The “minimap view” (“minimap” for short) on the far right of the GUI (see figure below) is one way OFRAK helps users. The minimap visually represents all the data of a selected binary. Each pixel in the minimap corresponds to one byte of the resource's binary data, with the color of each pixel determined by the corresponding byte.
The minimap accelerates exploring and navigating to the most important parts of the binary. Unlike the hex view (directly to the left of the minimap), which only shows a portion of a resource's binary data at a time, the minimap provides a bird's eye view of the entire resource.
Clicking the minimap scrolls the hex view to the corresponding part of the data. A red box overlaid on the minimap shows what part of the data the hex view is currently displaying.
The default mode of the minimap is "magnitude view" mode. In this simple mode,
each byte of the data is mapped to a grayscale color. Lower byte values create
darker pixels. For example the minimum byte value of
0x00 (0) maps to pure
black, and the maximum byte value of
0xFF (255) maps to pure white. The
values in between map to corresponding shades of gray.
The minimap's "byteclass view" mode is very similar to the magnitude view. Like the magnitude view, the color of each pixel is based on the value of its corresponding byte. Unlike the magnitude view, byte values are grouped into discrete buckets called "byteclasses."
Byteclass mode is most useful for quickly finding strings by looking for yellow regions of the data with values in the ASCII range. Both magnitude mode and byteclass mode are also handy for identifying padding regions, headers, and data (such as symbols) that are aligned at regular intervals.
The minimap's "entropy view" mode displays regions with highly random data across the binary. This is particularly useful for finding compressed and encrypted data ranges.
Shannon entropy, named for Claude Shannon, is a fundamental concept from information theory that is used to characterize how random and unpredictable the information in a sample of bytes is. Intuitively, the Shannon entropy of a probability distribution quantifies how close that distribution is to uniformly random. In concrete terms, if you make a histogram of the byte occurrences in a range of data, the entropy of that histogram is a measure of how flat the bars are. For example:
- The bars in this histogram are very flat since each byte is approximately equally likely to occur. Thus, this data has high entropy -- the bytes are very random.
- The bars in this histogram show that some bytes are much more likely to occur than others. Even though every byte value has some chance of occurring, the values at the middle of the range are more likely, and more predictable. Thus, this data range is less random, and therefore lower entropy, than the first.
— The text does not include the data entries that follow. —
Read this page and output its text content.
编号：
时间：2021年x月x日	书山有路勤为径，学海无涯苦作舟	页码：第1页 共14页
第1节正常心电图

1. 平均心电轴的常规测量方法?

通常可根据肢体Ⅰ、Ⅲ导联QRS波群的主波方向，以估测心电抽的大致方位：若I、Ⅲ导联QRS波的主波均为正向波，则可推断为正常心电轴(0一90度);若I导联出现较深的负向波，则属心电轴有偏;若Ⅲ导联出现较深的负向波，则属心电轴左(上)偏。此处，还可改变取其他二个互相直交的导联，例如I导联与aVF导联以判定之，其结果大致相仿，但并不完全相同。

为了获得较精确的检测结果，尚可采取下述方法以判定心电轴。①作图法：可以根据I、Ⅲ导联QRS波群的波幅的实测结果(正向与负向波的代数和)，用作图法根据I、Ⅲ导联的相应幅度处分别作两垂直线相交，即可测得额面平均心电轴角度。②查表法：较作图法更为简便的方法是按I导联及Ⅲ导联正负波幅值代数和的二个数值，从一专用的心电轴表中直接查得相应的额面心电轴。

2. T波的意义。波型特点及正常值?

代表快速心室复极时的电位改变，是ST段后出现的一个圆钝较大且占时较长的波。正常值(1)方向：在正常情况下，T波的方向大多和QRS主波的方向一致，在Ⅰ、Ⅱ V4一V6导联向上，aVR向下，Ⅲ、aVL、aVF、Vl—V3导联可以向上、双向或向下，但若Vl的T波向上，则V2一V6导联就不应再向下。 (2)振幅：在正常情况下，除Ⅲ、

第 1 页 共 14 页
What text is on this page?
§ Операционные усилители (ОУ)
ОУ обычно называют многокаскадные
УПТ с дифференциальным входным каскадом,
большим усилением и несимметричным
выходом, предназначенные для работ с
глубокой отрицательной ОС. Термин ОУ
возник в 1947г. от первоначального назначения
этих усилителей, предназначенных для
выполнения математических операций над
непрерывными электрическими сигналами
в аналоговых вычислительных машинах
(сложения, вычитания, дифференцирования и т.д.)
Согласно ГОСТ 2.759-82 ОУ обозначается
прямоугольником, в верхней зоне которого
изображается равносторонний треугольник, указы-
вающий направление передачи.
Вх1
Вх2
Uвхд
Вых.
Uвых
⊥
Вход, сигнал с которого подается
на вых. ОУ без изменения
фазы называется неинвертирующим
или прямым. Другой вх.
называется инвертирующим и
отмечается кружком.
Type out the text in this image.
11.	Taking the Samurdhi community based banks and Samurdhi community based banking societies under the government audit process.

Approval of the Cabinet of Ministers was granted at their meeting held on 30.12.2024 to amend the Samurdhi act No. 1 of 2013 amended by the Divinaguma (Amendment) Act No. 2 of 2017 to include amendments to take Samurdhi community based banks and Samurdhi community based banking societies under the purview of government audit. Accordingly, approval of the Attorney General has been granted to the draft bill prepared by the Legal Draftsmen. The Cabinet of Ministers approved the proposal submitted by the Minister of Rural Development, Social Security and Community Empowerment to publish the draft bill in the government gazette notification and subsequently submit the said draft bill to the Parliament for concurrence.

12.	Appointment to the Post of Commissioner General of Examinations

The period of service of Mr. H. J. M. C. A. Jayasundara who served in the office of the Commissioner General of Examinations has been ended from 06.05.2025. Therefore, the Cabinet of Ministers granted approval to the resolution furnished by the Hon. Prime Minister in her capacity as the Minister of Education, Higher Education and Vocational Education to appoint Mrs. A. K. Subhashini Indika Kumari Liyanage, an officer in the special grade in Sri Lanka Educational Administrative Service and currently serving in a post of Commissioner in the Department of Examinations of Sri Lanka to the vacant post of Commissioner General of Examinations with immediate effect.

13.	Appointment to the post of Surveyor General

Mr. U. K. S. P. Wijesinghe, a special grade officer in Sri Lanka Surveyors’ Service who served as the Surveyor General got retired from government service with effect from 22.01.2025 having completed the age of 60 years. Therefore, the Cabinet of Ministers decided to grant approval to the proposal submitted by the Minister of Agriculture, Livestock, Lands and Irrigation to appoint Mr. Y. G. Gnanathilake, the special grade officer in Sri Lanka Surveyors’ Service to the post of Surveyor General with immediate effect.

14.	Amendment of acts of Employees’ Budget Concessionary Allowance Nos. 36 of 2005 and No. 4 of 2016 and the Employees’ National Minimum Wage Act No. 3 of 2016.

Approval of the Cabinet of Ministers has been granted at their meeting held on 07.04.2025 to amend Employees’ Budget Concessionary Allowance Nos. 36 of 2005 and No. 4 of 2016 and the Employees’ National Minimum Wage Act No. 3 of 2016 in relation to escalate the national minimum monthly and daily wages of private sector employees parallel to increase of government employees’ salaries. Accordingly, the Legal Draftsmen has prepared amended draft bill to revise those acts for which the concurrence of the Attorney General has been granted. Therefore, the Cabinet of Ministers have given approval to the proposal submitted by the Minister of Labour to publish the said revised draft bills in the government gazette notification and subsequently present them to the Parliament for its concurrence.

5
- There is only one bar in this histogram -- this range of data consists entirely of one repeating byte value. Thus, this data is entirely predictable, and has the lowest possible entropy value: 0.
Since Shannon entropy gives concrete, numerical bounds on how random or predictable a sample of data can be, it becomes possible to calculate and visualize the relative levels of randomness between regions of data. Simply compute a byte occurrence histogram across a region, then calculate the entropy of the distribution and compare. The entropy view in the OFRAK GUI does exactly this.
Specifically, in OFRAK, entropy is calculated over a 256-byte sliding window
that moves forward by one byte for each pixel in the minimap. The calculated
entropies are mapped to values between
0xFF with higher entropy
corresponding to lighter gray pixels and lower entropy corresponding to darker
gray pixels, as in the magnitude mode.
Since compressed and encrypted data generally have high entropy, this minimap view makes it easy to find and navigate to such data.